25/07/2008 - 08:56 - Uol
Crise nos EUAUm dia depois do maior aperto monetário no juro brasileiro em cinco anos, o dólar fechou abaixo de R$ 1,58, no menor valor desde janeiro de 1999, e a Bolsa de Valores de São Paulo (Bovespa) encerrou no nível mais baixo em seis meses.
A moeda norte-americana terminou o dia a R$ 1,579, em baixa de 0,38%. É a menor cotação de fechamento desde 19 de janeiro de 1999, dias após o Brasil adotar o regime de câmbio flutuante.
A Bolsa de Valores de São Paulo emendou a terceira queda consecutiva e atingiu o menor nível em seis meses. O Ibovespa, principal índice da Bolsa paulista caiu 3,34%, para 57.434,37 pontos. Em 24 de janeiro, a Bolsa havia fechado em 57.463,31 pontos. No ano, a perda acumulada é de 10,1%.
Não bastasse a influência negativa da alta do juro sobre os setores financeiro, empresas ligadas a commodities, incluindo as blue chips Petrobras e Vale, tiveram outro dia de perdas pesadas.

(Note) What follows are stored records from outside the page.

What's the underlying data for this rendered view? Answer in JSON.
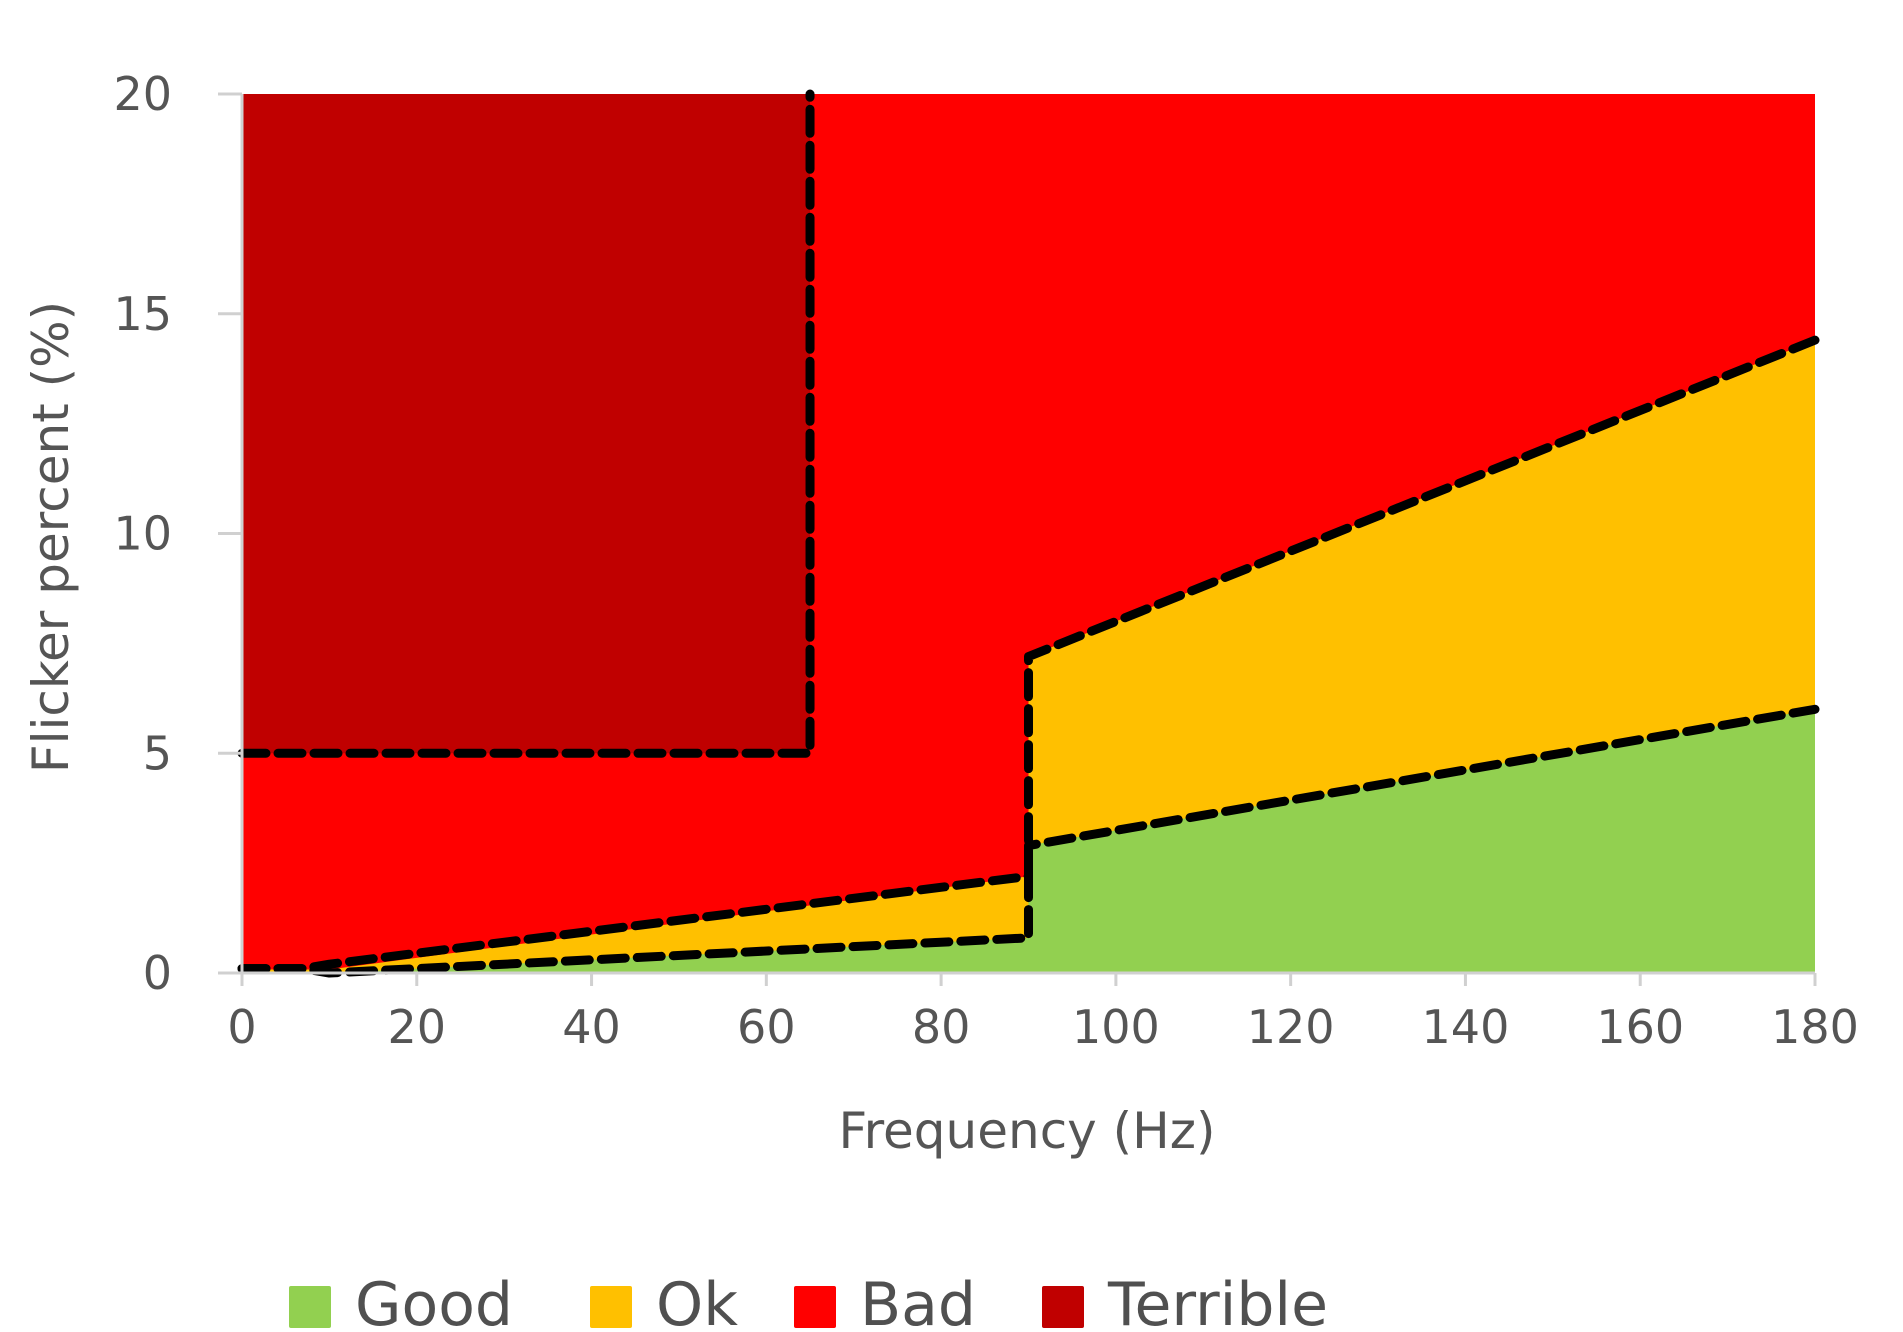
{
  "chart_data": {
    "type": "area",
    "xlabel": "Frequency (Hz)",
    "ylabel": "Flicker percent (%)",
    "xlim": [
      0,
      180
    ],
    "ylim": [
      0,
      20
    ],
    "x_ticks": [
      "0",
      "20",
      "40",
      "60",
      "80",
      "100",
      "120",
      "140",
      "160",
      "180"
    ],
    "y_ticks": [
      "0",
      "5",
      "10",
      "15",
      "20"
    ],
    "grid": false,
    "legend_position": "bottom",
    "series": [
      {
        "name": "Good",
        "color": "#92D050",
        "x": [
          0,
          10,
          90,
          90,
          180
        ],
        "y": [
          0,
          0,
          0.8,
          2.9,
          6.0
        ]
      },
      {
        "name": "Ok",
        "color": "#FFC000",
        "x": [
          0,
          10,
          90,
          90,
          180
        ],
        "y": [
          0.08,
          0.08,
          2.2,
          7.2,
          14.4
        ]
      },
      {
        "name": "Bad",
        "color": "#FF0000",
        "x": [
          0,
          180
        ],
        "y": [
          20,
          20
        ]
      },
      {
        "name": "Terrible",
        "color": "#C00000",
        "x": [
          0,
          65
        ],
        "y_range": [
          5,
          20
        ]
      }
    ],
    "boundaries": [
      {
        "x": [
          0,
          7,
          10,
          90,
          90,
          180
        ],
        "y": [
          0.1,
          0.1,
          0,
          0.8,
          2.9,
          6.0
        ]
      },
      {
        "x": [
          0,
          7,
          10,
          90,
          90,
          180
        ],
        "y": [
          0.1,
          0.1,
          0.2,
          2.2,
          7.2,
          14.4
        ]
      },
      {
        "x": [
          0,
          65,
          65
        ],
        "y": [
          5,
          5,
          20
        ]
      }
    ]
  }
}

Para piorar, Wall Street teve um dia de elevados prejuízos e influenciou os negócios domésticos. Na Bolsa de Nova York, o índice Dow Jones caiu 2,4%.
Mais dólares
O aumento do juro pelo Banco Central influi na cotação do dólar, porque atrai mais dinheiro estrangeiro ao país. Os investidores de fora querem aproveitar a boa remuneração. Com mais oferta de dólar, a cotação da moeda tende a cair.
O BC anunciou na véspera um aumento de 0,75 ponto percentual na taxa de juro para combater as pressões inflacionárias. A Selic, agora a 13% ao ano, havia subido 0,5 ponto percentual nas duas reuniões anteriores.
"Já estava prevista uma possível alta de 0,5 (ponto). E hoje você vê que o real se valorizou mais ainda. Isso porque (o aumento do juro) não foi de 0,5 (ponto), foi de 0,75", disse Tarcísio Rodrigues, diretor de câmbio do Banco Paulista.
A queda do dólar ocorreu a despeito da turbulência no exterior. As Bolsas nos Estados Unidos caíam quase à tarde por conta da alta do petróleo e da queda das vendas de moradias usadas.
Com o juro maior, aumenta o espaço para as chamadas operações de arbitragem. Nelas, por meio de transações no mercado de derivativos, os investidores aproveitam a diferença entre o juro praticado no Brasil e no exterior. Nos Estados Unidos, por exemplo, a taxa básica está em 2% ao ano.
Na Bolsa de Mercadorias & Futuros (BM&F), os estrangeiros já tinham em derivativos cambiais na quarta-feira mais de US$ 6 bilhões em posições vendidas. Quando o agente detém uma posição vendida em dólar, ele lucra com a desvalorização da moeda diante do real.
Segundo Rodrigues, o grau de investimento obtido há alguns meses pelo Brasil potencializa o efeito que a alta do juro tem sobre o dólar. "Muitos fundos não podiam aplicar no Brasil, e agora podem", disse.
O Banco Central realizou no meio do dia um leilão de compra de dólares no mercado à vista. Foram aceitas duas propostas, segundo um operador, com taxa de corte de R$ 1,5746.